Irlandese come Rory Gallagher, Gary Moore ha un passato rock non indifferente diviso fra la carriera solista e la militanza tra le fila di storiche band come gli Skid Row, i Thin Lizzy e i Colosseum del secondo corso, oltre a collaborazioni con diversi artisti come Ginger Baker e Jack Bruce, Albert King, Albert Collins e B.B. King. Alternando la sua attività artistica fra un rock d’impronta hard e il blues elettrico, Gary ha alternato anche le sue prestazioni al livello qualitativo, senza tuttavia mai lasciare dubbi circa il suo talento. Oggi, dopo un paio di lavori d’impronta più sperimentale, il chitarrista torna alle dodici battute, dove si mostra grintoso ed elastico, avendone analizzato ogni aspetto e ogni stile.

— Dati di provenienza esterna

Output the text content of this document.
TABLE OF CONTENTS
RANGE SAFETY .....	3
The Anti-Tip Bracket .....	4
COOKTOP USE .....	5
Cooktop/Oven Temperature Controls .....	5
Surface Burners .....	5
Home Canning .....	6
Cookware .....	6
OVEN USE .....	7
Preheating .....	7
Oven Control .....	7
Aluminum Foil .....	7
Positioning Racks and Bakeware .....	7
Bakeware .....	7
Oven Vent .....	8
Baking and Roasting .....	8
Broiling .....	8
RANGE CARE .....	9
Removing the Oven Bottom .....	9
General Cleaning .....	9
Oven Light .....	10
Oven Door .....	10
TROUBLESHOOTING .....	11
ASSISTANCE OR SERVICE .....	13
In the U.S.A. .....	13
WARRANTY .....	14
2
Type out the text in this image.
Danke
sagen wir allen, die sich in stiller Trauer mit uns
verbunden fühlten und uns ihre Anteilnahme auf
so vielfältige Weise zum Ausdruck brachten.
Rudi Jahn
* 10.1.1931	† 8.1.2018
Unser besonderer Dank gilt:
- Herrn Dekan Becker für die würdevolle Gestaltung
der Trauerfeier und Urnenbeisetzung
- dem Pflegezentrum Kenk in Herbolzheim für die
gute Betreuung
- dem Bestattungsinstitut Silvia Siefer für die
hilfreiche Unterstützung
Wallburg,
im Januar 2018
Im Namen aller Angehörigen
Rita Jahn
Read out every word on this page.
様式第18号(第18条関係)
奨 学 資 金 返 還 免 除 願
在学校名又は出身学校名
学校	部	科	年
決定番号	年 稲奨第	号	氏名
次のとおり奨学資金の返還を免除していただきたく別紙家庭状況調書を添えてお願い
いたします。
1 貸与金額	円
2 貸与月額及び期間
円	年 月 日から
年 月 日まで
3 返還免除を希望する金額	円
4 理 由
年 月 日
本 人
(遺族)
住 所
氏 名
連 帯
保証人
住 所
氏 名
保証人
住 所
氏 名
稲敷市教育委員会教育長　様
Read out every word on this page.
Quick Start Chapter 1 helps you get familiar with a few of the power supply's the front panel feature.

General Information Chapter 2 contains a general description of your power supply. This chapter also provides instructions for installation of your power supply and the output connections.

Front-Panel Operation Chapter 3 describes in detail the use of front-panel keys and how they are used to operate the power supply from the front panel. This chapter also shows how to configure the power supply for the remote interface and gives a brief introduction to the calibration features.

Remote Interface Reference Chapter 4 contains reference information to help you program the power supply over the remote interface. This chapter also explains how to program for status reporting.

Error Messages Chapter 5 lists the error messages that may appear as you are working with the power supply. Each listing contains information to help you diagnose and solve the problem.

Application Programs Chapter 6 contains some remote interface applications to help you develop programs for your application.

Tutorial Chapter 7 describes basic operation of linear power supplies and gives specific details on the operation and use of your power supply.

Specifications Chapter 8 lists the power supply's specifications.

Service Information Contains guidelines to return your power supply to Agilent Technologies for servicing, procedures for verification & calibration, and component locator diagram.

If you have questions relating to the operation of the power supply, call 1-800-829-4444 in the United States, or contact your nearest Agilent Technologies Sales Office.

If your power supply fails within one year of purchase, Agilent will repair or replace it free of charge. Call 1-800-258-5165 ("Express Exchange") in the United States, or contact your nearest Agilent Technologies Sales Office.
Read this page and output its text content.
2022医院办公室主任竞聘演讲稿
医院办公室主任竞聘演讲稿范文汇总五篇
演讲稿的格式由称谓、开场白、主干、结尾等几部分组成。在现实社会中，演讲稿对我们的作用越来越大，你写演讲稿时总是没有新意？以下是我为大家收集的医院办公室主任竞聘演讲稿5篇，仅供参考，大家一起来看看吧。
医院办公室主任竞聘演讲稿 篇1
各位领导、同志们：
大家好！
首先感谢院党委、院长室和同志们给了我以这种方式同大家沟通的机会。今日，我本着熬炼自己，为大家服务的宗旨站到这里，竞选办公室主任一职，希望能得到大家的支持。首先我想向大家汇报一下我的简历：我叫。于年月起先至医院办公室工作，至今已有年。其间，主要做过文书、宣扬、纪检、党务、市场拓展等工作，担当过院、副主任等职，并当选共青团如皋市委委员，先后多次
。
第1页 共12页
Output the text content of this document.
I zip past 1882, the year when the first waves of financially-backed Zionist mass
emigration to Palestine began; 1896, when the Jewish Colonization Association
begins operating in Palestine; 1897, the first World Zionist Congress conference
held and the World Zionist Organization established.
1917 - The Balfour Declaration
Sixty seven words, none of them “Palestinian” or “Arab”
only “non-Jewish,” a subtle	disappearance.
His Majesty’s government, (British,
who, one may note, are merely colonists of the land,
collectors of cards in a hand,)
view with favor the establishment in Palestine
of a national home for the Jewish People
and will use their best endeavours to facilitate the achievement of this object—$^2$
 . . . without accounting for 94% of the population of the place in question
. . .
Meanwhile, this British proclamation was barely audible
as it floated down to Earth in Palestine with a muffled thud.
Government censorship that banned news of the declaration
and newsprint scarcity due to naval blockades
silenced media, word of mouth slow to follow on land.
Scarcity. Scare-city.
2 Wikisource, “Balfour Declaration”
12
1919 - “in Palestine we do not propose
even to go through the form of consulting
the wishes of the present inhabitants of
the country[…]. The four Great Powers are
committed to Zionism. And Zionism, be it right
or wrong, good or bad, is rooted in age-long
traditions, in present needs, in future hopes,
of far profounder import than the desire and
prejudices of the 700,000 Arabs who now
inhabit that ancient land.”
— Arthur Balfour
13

Basta l’ascolto dell’album “Still got the blues” per attraversare trasversalmente tutti gli stili blues che possono stare nello spazio di un disco. E anche nel nuovissimo “Back to the blues” il nostro si cimenta con alcuni classici di genere, costruendo un album che non dice nulla di nuovo ma si mostra come lavoro vario e ben suonato, teso e vibrante. Dopo un’introduzione acustica di dobro, l’iniziale “Enough of the blues” sfocia in un grintoso riff alla Elmore James che spiana la strada allo shuffle di “You upset me baby” (con tanto di fiati), al boogie di “Cold black night”, al lento superclassico “Stormy monday”, al classico soul “I ain’t got you” e così via sulla strada della musica del diavolo, condita da un paio di lunghe ballate strumentali: “Picture of the moon” è una specie di fotocopia sbiadita della “Still got the blues” che 11 anni fa dava il titolo all’omonimo album, mentre “The prophet” è pure lenta e un po’ noiosetta. Meglio la più tirata “How many lies”: sangue, bugie e sudore. Si chiude con “Drowning in tears”, un altro lentone, decisamente migliore dei due precedenti; brano cantato notturno e struggente, meno scontato e meglio strutturato. “Drowning in tears” chiude con feeling una buona prova di Gary Moore, dunque, acquistabile a scatola chiusa da parte degli appassionati di blues elettrico e di rock-blues.